Por detrás de todas as camadas teóricas que misturam filosofia, ciência e religião na tessitura de uma trama capaz de emular a complexidade da vida, o ponto de discussão mais interessante da obra, contudo, é o ideológico. A viagem lhe dá o tempo todo com dois extremos morais, um baseado na sobrevivência do mais apto expresso num darwinismo social cujo pináculo é uma versão extremada do capitalismo, que se choca com outro, de inspiração socialista, baseado num profundo senso de comunidade a pregar o pensamento de que nossas vidas não pertencem a nós mesmos, mas à coletividade. A narrativa se constrói sobre o confronto dessas ideias e a afirmação desse ideal subversor a nos incitar contra toda restrição à liberdade.
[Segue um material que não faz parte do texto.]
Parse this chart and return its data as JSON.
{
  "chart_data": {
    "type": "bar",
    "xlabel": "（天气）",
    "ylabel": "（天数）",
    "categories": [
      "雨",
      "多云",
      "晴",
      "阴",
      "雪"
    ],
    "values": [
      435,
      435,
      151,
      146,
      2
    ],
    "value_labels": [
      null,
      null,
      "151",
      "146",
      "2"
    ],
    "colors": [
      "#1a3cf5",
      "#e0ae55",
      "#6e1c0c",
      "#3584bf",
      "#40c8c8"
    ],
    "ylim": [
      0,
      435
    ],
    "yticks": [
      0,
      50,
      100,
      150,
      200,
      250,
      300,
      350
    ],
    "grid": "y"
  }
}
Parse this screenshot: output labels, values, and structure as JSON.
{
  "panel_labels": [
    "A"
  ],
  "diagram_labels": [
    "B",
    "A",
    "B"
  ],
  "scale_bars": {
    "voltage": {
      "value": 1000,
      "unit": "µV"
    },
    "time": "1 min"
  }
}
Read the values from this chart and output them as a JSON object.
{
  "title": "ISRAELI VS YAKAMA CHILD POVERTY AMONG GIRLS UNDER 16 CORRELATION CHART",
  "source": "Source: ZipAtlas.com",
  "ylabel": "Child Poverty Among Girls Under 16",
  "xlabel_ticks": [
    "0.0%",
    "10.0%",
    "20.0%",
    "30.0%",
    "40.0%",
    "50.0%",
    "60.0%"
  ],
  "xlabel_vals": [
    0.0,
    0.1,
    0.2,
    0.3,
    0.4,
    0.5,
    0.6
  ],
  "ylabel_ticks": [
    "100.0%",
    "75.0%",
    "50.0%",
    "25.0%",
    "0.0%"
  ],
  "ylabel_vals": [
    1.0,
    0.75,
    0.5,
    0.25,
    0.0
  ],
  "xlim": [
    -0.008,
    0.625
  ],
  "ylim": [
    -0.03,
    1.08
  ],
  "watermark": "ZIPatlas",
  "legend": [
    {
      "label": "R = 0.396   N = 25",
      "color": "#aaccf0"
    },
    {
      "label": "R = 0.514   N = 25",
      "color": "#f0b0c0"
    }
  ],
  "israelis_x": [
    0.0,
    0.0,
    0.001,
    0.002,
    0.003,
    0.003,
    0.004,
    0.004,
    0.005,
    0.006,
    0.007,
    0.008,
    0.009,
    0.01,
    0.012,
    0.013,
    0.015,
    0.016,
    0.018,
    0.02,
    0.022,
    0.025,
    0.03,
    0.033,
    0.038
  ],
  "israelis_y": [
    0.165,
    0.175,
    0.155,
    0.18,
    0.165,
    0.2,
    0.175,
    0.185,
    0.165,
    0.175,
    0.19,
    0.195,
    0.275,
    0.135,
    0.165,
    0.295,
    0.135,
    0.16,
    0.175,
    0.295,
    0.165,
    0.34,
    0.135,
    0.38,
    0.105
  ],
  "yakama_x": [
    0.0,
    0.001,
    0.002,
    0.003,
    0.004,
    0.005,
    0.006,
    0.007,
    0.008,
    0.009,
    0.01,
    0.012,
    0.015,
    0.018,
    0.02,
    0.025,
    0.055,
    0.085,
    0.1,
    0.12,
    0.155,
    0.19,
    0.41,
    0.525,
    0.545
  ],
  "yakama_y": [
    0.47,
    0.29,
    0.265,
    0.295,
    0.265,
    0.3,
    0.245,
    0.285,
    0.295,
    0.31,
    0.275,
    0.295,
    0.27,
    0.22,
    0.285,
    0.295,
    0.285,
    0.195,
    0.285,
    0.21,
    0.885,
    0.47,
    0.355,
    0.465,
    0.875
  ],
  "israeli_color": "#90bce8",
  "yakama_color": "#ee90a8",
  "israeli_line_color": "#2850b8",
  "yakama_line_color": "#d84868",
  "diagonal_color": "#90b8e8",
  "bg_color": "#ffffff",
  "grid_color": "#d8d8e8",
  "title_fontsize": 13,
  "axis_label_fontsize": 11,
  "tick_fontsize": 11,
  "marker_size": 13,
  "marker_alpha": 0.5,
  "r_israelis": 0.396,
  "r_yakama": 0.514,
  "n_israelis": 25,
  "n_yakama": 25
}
Localizemos a obra historicamente: num momento em que a conjuntura política mundial é instável, palco de lutas frequentes sendo travadas contra o cerceamento de direitos, não podemos fechar os olhos para a ousada mensagem da obra dos Wachowsky. Diferente de Matrix, aqui eles não barateiam filosofias em prol do desenvolvimento da história, mas moldam toda a arquitetura narrativa, sacrificando até o que poderia ter de mais complexo e enriquecedor do ponto de vista cinematográfico, para expandir a legibilidade dessa mensagem à sua audiência. Com muita honestidade, A viagem exemplifica o exercício de coragem que propõe a seu espectador.